Under the new benefit program outlined above, each executive would have access to an on-line system designed specifically for his/her company. In addition to providing an overview of the new plan(s), each participant would have the tools available to design a program which is suitable to his/her personal financial requirements. This could focus on family protection needs, estate protection shortfalls, cash needs in the short term or long term, supplemental retirement income, or disability income shortfalls.
Coordinating these benefit offerings with the executive’s personal tax and investment advisor will provide additional advantages for each participant.
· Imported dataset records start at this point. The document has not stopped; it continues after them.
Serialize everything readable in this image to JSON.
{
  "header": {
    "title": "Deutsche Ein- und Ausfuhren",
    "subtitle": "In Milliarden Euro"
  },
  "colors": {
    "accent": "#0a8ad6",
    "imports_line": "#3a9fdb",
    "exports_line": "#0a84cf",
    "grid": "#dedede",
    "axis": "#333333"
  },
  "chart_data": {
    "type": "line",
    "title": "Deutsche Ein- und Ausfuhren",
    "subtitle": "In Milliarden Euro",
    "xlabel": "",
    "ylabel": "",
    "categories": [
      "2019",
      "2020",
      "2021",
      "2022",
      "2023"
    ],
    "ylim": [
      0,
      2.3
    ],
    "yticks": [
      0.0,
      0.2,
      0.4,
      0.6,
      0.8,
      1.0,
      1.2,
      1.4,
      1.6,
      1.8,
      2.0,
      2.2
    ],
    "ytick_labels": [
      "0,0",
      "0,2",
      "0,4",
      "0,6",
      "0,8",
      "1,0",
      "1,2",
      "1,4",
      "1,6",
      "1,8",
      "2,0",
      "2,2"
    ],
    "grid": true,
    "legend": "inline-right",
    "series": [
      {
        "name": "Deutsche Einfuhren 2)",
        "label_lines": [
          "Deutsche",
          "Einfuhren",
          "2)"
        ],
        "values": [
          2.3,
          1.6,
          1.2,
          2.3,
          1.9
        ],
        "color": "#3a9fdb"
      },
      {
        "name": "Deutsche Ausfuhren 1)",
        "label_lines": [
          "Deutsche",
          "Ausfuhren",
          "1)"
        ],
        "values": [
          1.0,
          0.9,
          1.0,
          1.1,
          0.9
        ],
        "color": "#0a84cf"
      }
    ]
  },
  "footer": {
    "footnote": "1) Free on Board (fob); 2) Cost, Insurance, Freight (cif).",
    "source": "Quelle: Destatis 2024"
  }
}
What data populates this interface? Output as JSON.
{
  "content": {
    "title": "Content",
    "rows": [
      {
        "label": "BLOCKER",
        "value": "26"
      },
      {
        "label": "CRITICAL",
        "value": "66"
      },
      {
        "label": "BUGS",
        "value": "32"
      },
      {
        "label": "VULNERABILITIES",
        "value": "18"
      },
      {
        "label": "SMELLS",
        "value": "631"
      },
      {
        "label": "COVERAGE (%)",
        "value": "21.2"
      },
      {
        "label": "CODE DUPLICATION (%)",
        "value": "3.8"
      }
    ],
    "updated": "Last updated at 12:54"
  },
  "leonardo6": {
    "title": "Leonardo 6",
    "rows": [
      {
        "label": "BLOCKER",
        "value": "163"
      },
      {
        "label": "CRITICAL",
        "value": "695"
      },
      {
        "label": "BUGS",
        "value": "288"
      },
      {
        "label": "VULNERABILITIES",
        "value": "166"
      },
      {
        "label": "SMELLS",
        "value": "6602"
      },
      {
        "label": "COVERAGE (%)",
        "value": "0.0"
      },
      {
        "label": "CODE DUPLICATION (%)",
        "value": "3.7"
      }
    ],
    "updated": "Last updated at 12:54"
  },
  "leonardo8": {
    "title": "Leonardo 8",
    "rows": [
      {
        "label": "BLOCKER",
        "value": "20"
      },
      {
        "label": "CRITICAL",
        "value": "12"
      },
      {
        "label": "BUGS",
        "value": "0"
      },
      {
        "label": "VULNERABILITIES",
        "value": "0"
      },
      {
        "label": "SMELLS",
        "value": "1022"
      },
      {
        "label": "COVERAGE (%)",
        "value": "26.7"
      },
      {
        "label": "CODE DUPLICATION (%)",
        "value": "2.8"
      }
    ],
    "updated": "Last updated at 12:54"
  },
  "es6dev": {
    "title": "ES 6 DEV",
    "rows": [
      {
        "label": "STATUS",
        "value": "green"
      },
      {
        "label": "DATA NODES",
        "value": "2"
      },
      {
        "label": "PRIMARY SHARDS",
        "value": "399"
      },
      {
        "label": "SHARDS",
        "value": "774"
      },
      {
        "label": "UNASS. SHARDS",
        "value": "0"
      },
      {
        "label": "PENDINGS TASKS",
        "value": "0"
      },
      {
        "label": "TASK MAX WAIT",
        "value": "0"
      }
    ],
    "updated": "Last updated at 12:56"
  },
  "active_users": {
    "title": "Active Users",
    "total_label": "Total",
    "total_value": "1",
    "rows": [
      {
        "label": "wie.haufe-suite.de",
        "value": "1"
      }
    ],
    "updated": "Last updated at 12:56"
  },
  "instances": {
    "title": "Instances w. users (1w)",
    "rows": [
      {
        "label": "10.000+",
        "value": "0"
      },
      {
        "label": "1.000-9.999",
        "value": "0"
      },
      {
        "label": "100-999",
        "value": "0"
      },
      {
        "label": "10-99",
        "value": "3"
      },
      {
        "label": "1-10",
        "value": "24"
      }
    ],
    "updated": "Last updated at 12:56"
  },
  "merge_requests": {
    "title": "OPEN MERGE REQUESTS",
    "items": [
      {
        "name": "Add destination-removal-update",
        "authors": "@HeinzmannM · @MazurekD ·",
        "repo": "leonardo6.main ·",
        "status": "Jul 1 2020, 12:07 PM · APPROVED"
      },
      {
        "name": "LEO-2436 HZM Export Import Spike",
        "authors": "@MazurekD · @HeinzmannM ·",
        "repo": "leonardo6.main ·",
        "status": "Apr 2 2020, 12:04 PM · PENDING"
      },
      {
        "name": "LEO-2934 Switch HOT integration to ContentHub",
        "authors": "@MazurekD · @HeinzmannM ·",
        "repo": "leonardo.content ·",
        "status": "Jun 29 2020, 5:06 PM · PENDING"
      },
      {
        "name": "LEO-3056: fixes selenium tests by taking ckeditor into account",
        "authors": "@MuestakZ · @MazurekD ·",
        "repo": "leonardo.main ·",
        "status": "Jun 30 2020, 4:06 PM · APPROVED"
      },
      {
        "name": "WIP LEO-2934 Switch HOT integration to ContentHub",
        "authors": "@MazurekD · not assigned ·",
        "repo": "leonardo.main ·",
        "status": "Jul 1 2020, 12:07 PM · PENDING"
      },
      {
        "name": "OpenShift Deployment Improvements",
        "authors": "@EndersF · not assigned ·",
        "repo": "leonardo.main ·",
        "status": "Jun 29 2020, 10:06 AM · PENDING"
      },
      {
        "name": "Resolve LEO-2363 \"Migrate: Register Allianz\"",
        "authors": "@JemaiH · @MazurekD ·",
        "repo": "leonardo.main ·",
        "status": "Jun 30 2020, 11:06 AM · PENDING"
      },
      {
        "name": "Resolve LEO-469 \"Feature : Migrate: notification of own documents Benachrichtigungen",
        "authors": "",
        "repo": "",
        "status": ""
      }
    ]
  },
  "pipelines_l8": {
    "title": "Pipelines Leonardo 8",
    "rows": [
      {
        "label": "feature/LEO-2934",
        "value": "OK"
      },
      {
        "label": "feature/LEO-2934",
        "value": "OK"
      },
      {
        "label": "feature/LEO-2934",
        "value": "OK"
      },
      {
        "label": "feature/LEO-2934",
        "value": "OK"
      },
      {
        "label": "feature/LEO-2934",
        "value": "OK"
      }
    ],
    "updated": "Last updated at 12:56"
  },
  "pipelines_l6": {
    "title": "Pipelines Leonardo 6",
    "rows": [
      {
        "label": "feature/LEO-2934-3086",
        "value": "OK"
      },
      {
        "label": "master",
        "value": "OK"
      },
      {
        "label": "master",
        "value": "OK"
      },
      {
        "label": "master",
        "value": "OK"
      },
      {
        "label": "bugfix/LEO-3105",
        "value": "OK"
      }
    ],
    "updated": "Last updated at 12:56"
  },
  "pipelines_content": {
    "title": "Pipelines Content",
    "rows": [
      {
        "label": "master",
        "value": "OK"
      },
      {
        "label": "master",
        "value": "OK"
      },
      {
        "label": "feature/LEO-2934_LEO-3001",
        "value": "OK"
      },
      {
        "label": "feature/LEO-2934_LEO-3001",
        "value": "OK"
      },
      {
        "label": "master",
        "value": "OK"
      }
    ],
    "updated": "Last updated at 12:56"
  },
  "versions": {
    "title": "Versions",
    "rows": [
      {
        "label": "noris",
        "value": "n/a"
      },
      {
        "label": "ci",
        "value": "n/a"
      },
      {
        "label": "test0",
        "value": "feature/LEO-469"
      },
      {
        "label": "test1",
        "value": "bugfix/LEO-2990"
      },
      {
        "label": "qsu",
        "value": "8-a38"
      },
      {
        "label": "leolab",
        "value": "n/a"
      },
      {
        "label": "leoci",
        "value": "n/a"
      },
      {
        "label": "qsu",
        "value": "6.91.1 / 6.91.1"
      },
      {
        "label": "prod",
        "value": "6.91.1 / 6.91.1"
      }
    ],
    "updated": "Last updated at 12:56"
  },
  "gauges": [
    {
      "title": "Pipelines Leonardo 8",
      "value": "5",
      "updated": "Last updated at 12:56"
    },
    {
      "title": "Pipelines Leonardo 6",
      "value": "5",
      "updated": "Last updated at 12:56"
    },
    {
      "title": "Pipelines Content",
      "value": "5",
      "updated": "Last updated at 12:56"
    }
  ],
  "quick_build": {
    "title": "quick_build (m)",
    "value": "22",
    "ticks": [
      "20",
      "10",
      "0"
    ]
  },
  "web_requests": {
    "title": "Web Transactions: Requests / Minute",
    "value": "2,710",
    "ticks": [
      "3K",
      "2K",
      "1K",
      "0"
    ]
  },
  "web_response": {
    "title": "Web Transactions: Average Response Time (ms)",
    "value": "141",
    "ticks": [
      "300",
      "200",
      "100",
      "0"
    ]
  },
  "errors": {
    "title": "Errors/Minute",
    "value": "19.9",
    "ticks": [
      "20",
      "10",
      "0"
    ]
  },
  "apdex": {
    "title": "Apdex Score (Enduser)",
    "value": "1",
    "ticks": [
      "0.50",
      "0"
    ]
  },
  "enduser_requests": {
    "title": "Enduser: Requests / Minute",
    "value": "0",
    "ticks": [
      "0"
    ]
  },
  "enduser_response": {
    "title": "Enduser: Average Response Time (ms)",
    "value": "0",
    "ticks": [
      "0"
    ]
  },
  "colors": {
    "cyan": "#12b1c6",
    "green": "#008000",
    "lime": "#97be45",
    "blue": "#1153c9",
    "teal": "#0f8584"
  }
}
Those executives requiring assistance with navigating the site will be offered the opportunity to schedule a time to speak with an executive benefit consultant from the organization sponsoring the program.
Although programs designed to meet the needs of the executive can be secured without financial involvement or commitment from the company, a modest company contribution can secure a much more hearty guaranteed issue program by further encouraging executive participation.
In summary, my prognostications suggest a major shift is already evolving in the way executive benefits will be delivered, financed and administered in the years to come. Companies will provide access to secure programs that are not available on an individual basis and perhaps provide a modest financial contribution to secure guaranteed issue insurance policies. Whatever contribution the company elects to make to the program would be a deductible item for the company and an income item for the participant.
We are confident the plan outlined in this article will deliver more valuable benefits for the executive and lower cost for the company. We feel this approach is long overdue!